Ao anunciar esse tipo de posição, Ibaneis prova que é o único governador do Brasil que demostra publicamente a seriedade de um gestor que abomina tirar proveito político de uma tragédia que devasta o mundo e que já produziu muitos óbitos no Distrito Federal.

Tem tomado medidas duras e impopulares para proteger a sua população. Por causa disso, tem se destacado como o melhor gestor público em todo o país no combate a guerra contra o Covid 19.

Está preparado para defender o seu território e sua gente. Na semana passada, o governador do DF havia procurado o governador do Goiás, mas não foi recebido pelo seu colega no Palácio das Esmeraldas.

A posição de Ibaneis, em anunciar que publicaria um decreto, para sustar o atendimento médico para pacientes do Goiás, apavorou Ronaldo Caiado que pensava que poderia deixar o que é de sua responsabilidade nas costas de Ibaneis.

Usou as redes sociais com alguns de seus subordinados, para criticar a posição do governador do DF, na tentativa de colocá-lo contra o povo do Entorno. A sórdida estratégia não deu certo.

Por isso, foi obrigado a se deslocar até Brasília, na tarde de ontem, para conversar com Ibaneis.

Um pacto de cooperação mútuo entre os dois governadores foi estabelecido e fez com que Ibaneis recuasse do decreto que pretendia publicar ainda esta semana.

Saúde do Entorno na UTI

Vítima da roubalheira do dinheiro público e da falta de vontade política de governadores, o hospital de referência Hugo 9, construído na cidade de Águas Linda há mais de 15 anos, ainda é uma construção inacabada. Nunca funcionou como tal. O desperdício do dinheiro público é revoltante. (Veja a foto a cima).
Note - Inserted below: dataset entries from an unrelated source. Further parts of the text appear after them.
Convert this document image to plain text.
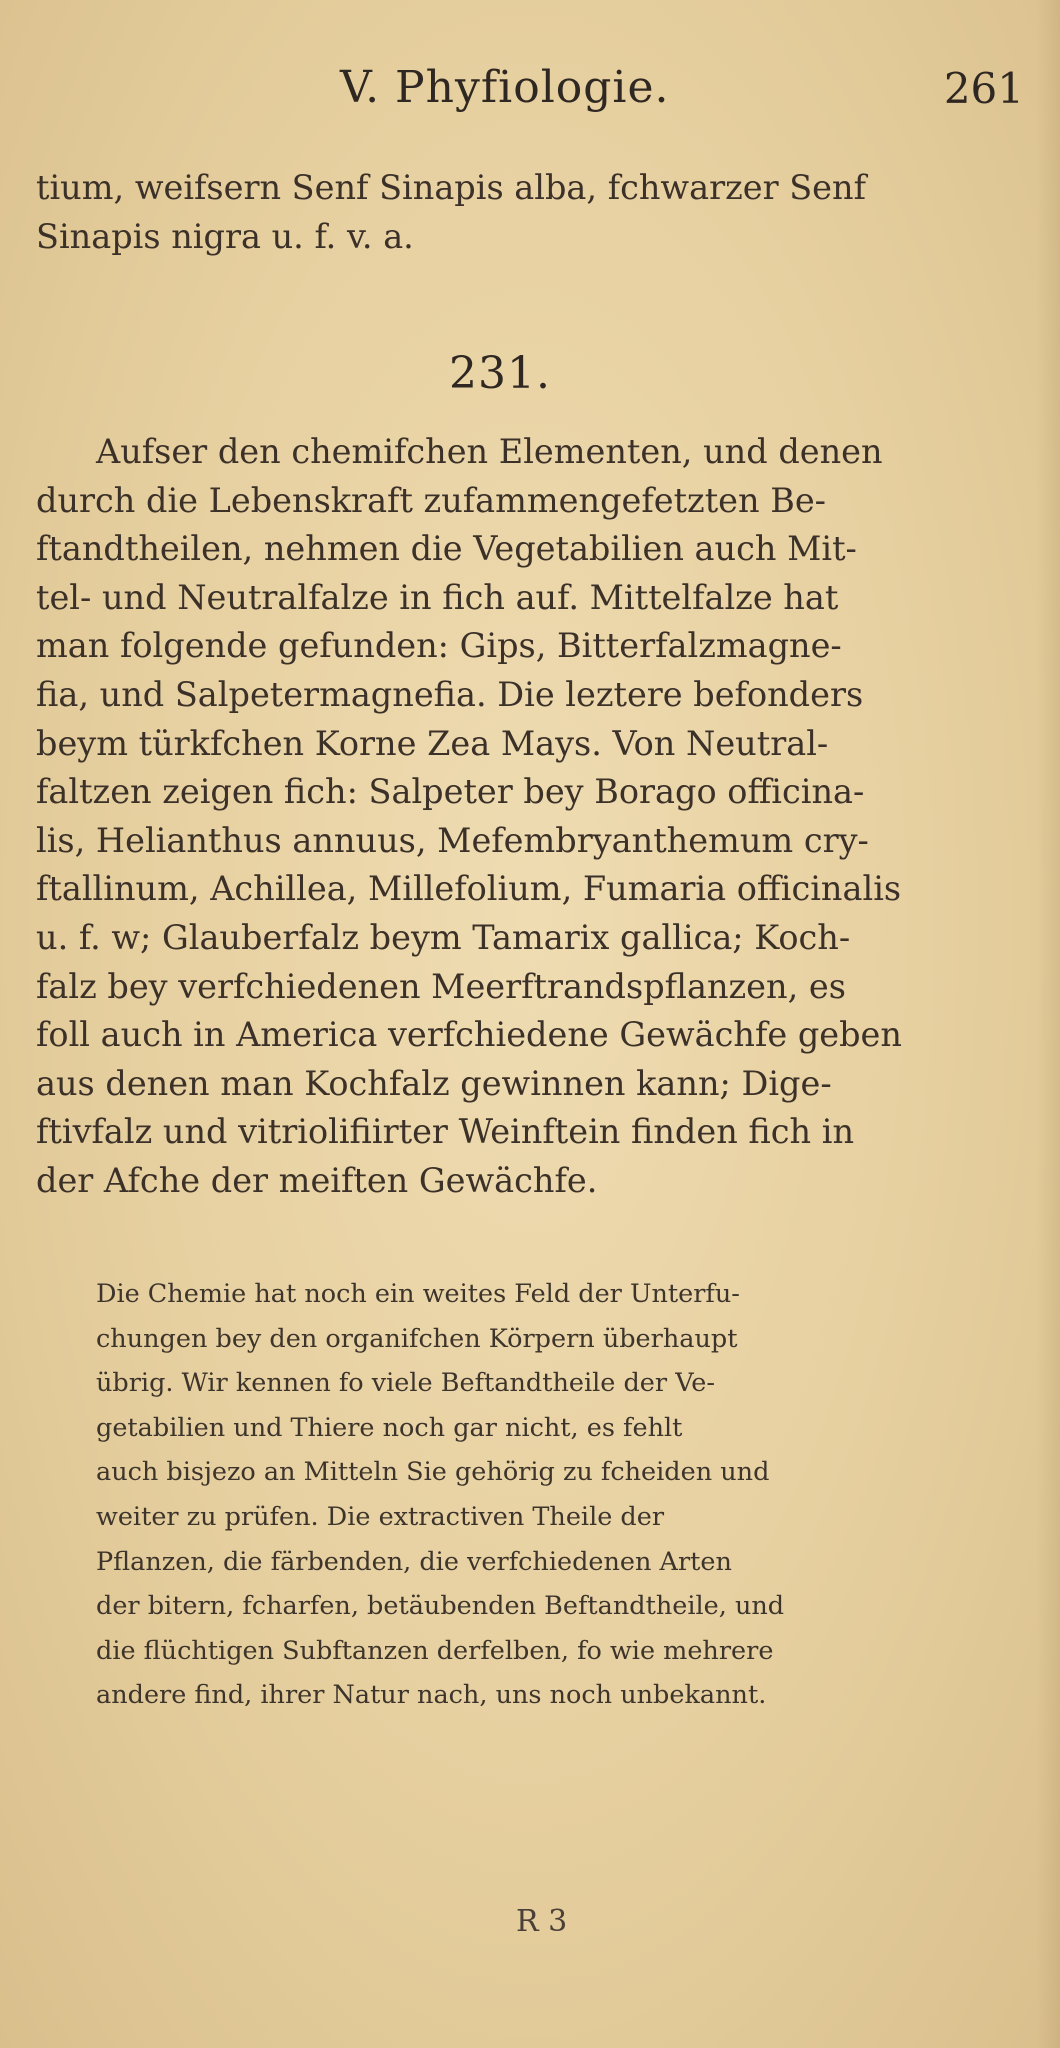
V. Phyfiologie.	261
tium, weifsern Senf Sinapis alba, fchwarzer Senf
Sinapis nigra u. f. v. a.
231.
Aufser den chemifchen Elementen, und denen
durch die Lebenskraft zufammengefetzten Be-
ftandtheilen, nehmen die Vegetabilien auch Mit-
tel- und Neutralfalze in fich auf. Mittelfalze hat
man folgende gefunden: Gips, Bitterfalzmagne-
fia, und Salpetermagnefia. Die leztere befonders
beym türkfchen Korne Zea Mays. Von Neutral-
faltzen zeigen fich: Salpeter bey Borago officina-
lis, Helianthus annuus, Mefembryanthemum cry-
ftallinum, Achillea, Millefolium, Fumaria officinalis
u. f. w; Glauberfalz beym Tamarix gallica; Koch-
falz bey verfchiedenen Meerftrandspflanzen, es
foll auch in America verfchiedene Gewächfe geben
aus denen man Kochfalz gewinnen kann; Dige-
ftivfalz und vitriolifiirter Weinftein finden fich in
der Afche der meiften Gewächfe.
Die Chemie hat noch ein weites Feld der Unterfu-
chungen bey den organifchen Körpern überhaupt
übrig. Wir kennen fo viele Beftandtheile der Ve-
getabilien und Thiere noch gar nicht, es fehlt
auch bisjezo an Mitteln Sie gehörig zu fcheiden und
weiter zu prüfen. Die extractiven Theile der
Pflanzen, die färbenden, die verfchiedenen Arten
der bitern, fcharfen, betäubenden Beftandtheile, und
die flüchtigen Subftanzen derfelben, fo wie mehrere
andere find, ihrer Natur nach, uns noch unbekannt.
R 3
O Ministério da Saúde resolveu destinar R$ 15 milhões para a recuperação do hospital, sendo que a contrapartida do governo goiano seria de R$1,5. O Hospital de Águas Lindas comporá a Rede de Assistência Médica na região mais carente do Estado, é a ideia.

Embora o governo da União tenha disponibilizado o dinheiro rápido para a conclusão do hospital, o Governo Caiado anda em passos lentos para cuidar da saúde de sua população da região do Entorno.

A Assembleia Legislativa do Estado, aprovou uma lei para que neste período de coronavírus, a gestão possa fazer compras emergenciais. No entanto, o governo Caiado irá fazer uma licitação que inda está longe de sair do papel, apesar do povo precisar de um hospital o mais rápido possível na região.

Há relatos nos bastidores, que o governo estadual tenta empurrar com a barriga para inaugurar o Hugo 9 somente em 2021, um ano antes das eleições de 2022.

Caiado é candidato a reeleição e segundo seus opositores, não importa se quem está doente precisa ou não ser curado agora, terá que esperar.

Para enfrentar a pandemia do coronavírus na região do Entorno, o governo federal montou o 1º hospital de campanha em Águas Lindas. A estrutura será repassada ao governo estadual no próximo dia 21 de maio.

O Ministério da Saúde encaminhou ofício na última quinta-feira (7) ao governo daquele estado, explicando que já poderia ser dado início à contratação dos meios necessários ao pleno funcionamento do Hospital de Campanha.

De acordo com o MS , o governo de Goiás precisa providenciar urgentemente os recursos humanos, equipamentos, medicamentos, entre outros, em até 15 dias após a notificação.